Billie Holiday, a canção
Teatro dos Bancários (314/315 Sul). Hoje, amanhã e domingo, às 21h. Ingressos: R$ 80 (inteira) e R$ 40 (meia). Não recomendado para menores de 14 anos.


Duas perguntas - Raimundo Venâncio

Na história de Billie Holiday, há temas pungentes e atuais como o racismo. De que forma eles são retratados no espetáculo?

Os temas pungentes são tratados, sim. O racismo, a violência contra a mulher, a exploração da pobreza, o estupro, o machismo. Eles são retratados, estão colocados no texto e são ditos explicitamente, inclusive.

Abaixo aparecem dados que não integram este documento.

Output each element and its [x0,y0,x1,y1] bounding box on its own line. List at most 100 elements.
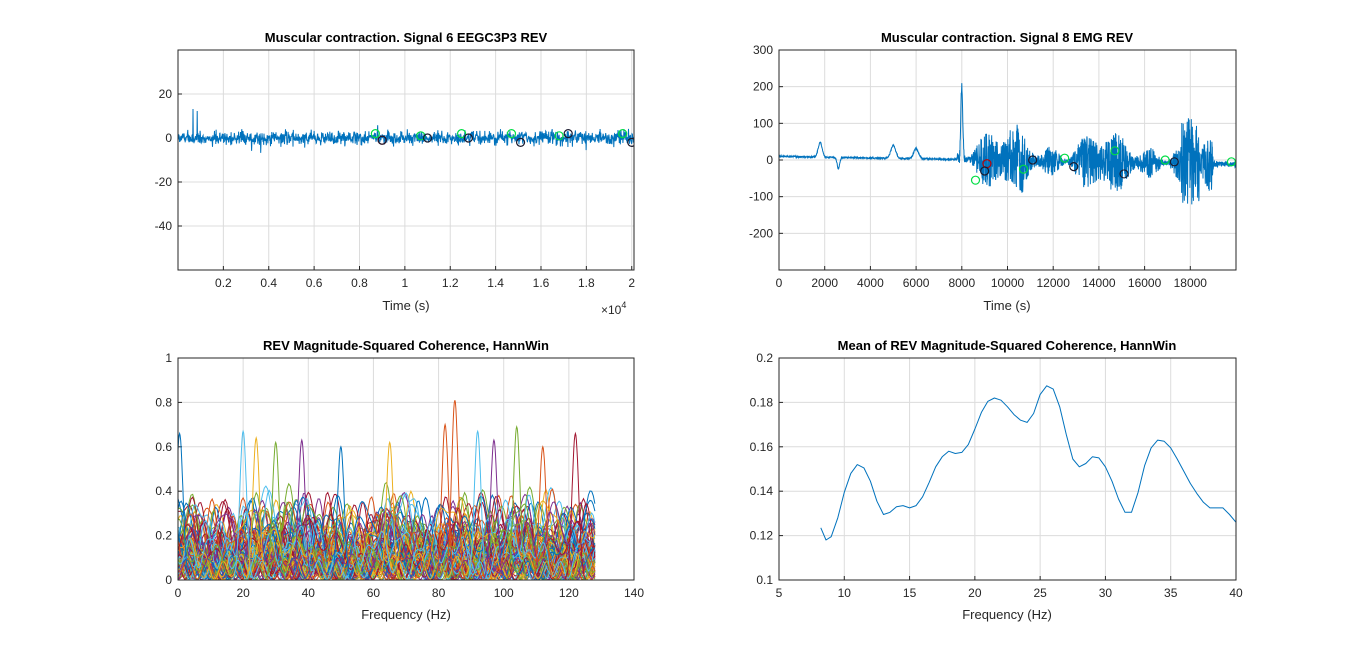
plot-area [779,83,1236,205]
mean-coherence-line [820,385,1236,541]
subplot-mean-coherence: Mean of REV Magnitude-Squared Coherence,… [750,338,1243,622]
axes-frame [778,357,1237,581]
plot-area [178,400,596,580]
coherence-peak-line [290,438,313,580]
event-marker [1160,155,1170,165]
event-marker [980,166,990,176]
x-axis-label: Frequency (Hz) [361,607,451,622]
y-tick-label: 0.12 [750,529,774,543]
chart-title: Mean of REV Magnitude-Squared Coherence,… [838,338,1177,353]
x-tick-label: 20 [968,586,982,600]
x-tick-label: 1.8 [578,276,595,290]
x-tick-label: 1.4 [487,276,504,290]
coherence-peak-line [264,440,287,580]
subplot-eeg-signal: Muscular contraction. Signal 6 EEGC3P3 R… [155,30,636,317]
y-tick-label: -200 [749,226,773,240]
event-marker [506,129,517,139]
coherence-peak-line [564,431,587,580]
x-axis-label: Time (s) [983,298,1030,313]
y-tick-label: 0 [165,131,172,145]
x-tick-label: 10000 [991,276,1025,290]
event-marker [563,129,573,139]
subplot-coherence: REV Magnitude-Squared Coherence, HannWin… [155,338,644,622]
coherence-peak-line [330,445,352,580]
y-tick-label: 0.16 [750,440,774,454]
x-tick-label: 6000 [903,276,930,290]
x-tick-label: 1.6 [533,276,550,290]
x-tick-label: 30 [1099,586,1113,600]
x-tick-label: 0.4 [260,276,277,290]
coherence-peak-line [378,440,401,580]
event-marker [370,129,380,139]
coherence-line [178,511,596,580]
chart-title: Muscular contraction. Signal 8 EMG REV [881,30,1133,45]
x-tick-label: 100 [494,586,514,600]
x-tick-label: 0.6 [306,276,323,290]
coherence-line [178,501,596,580]
y-tick-label: 20 [159,87,173,101]
coherence-peak-line [434,422,456,580]
coherence-peak-line [178,431,191,580]
x-tick-label: 60 [367,586,381,600]
x-tick-label: 25 [1033,586,1047,600]
x-tick-label: 20 [236,586,250,600]
event-marker [1226,157,1236,167]
plot-area [178,108,634,153]
x-axis-label: Time (s) [382,298,429,313]
y-tick-label: 0.18 [750,395,774,409]
event-marker [618,129,628,139]
coherence-peak-line [532,445,554,580]
event-marker [416,131,426,141]
y-tick-label: 0 [766,153,773,167]
coherence-peak-line [443,400,466,579]
x-tick-label: 40 [302,586,316,600]
axes-background [178,50,634,270]
y-tick-label: 0 [165,573,172,587]
x-tick-label: 0 [776,276,783,290]
y-tick-label: 0.2 [155,529,172,543]
coherence-peak-line [466,429,489,580]
x-tick-label: 18000 [1174,276,1208,290]
event-marker [456,129,467,139]
y-tick-label: 0.6 [155,440,172,454]
x-axis-label: Frequency (Hz) [962,607,1052,622]
y-tick-label: 100 [753,116,773,130]
signal-line [779,83,1236,205]
event-marker [554,131,564,141]
x-tick-label: 4000 [857,276,884,290]
x-tick-label: 80 [432,586,446,600]
x-tick-label: 14000 [1082,276,1116,290]
chart-title: REV Magnitude-Squared Coherence, HannWin [263,338,549,353]
y-tick-label: 300 [753,43,773,57]
x-tick-label: 0.8 [351,276,368,290]
y-tick-label: 0.14 [750,484,774,498]
plot-area [820,385,1236,541]
y-tick-label: 0.8 [155,395,172,409]
axes-frame [177,357,635,581]
x-tick-label: 15 [903,586,917,600]
event-marker [1018,164,1029,174]
axes-frame [177,49,635,271]
event-marker [627,137,634,147]
y-tick-label: 0.2 [756,351,773,365]
axes-frame [778,49,1237,271]
event-marker [463,133,473,143]
y-tick-label: 1 [165,351,172,365]
event-marker [970,175,981,185]
x-tick-label: 8000 [948,276,975,290]
x-tick-label: 35 [1164,586,1178,600]
axes-background [779,358,1236,580]
coherence-peak-line [483,438,505,580]
event-marker [515,137,526,147]
x-tick-label: 2 [628,276,635,290]
chart-title: Muscular contraction. Signal 6 EEGC3P3 R… [265,30,548,45]
y-tick-label: -40 [155,219,173,233]
y-tick-label: -20 [155,175,173,189]
y-tick-label: 200 [753,80,773,94]
x-tick-label: 0.2 [215,276,232,290]
x-tick-label: 0 [175,586,182,600]
x-tick-label: 40 [1229,586,1243,600]
y-tick-label: 0.4 [155,484,172,498]
event-marker [1119,169,1129,179]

A peça já passou por várias cidades. Como ela vai se modificando ao longo das apresentações? O contato e a resposta do público influenciam na produção?
Ela é uma peça realista, totalmente fechada, não se quebra a quarta parede, porque a peça é o drama muito íntimo de Billie. Porque mesmo ela tratando de todos esses temas, a dor de Billie, o sofrimento de Billie é muito único, embora a gente saiba que encontra uma Billie em toda esquina a que vai. Mas esse sofrimento, tudo isso que Billie passou, é muito dela. Então a gente não modifica, é sempre um espetáculo igual em todo lugar.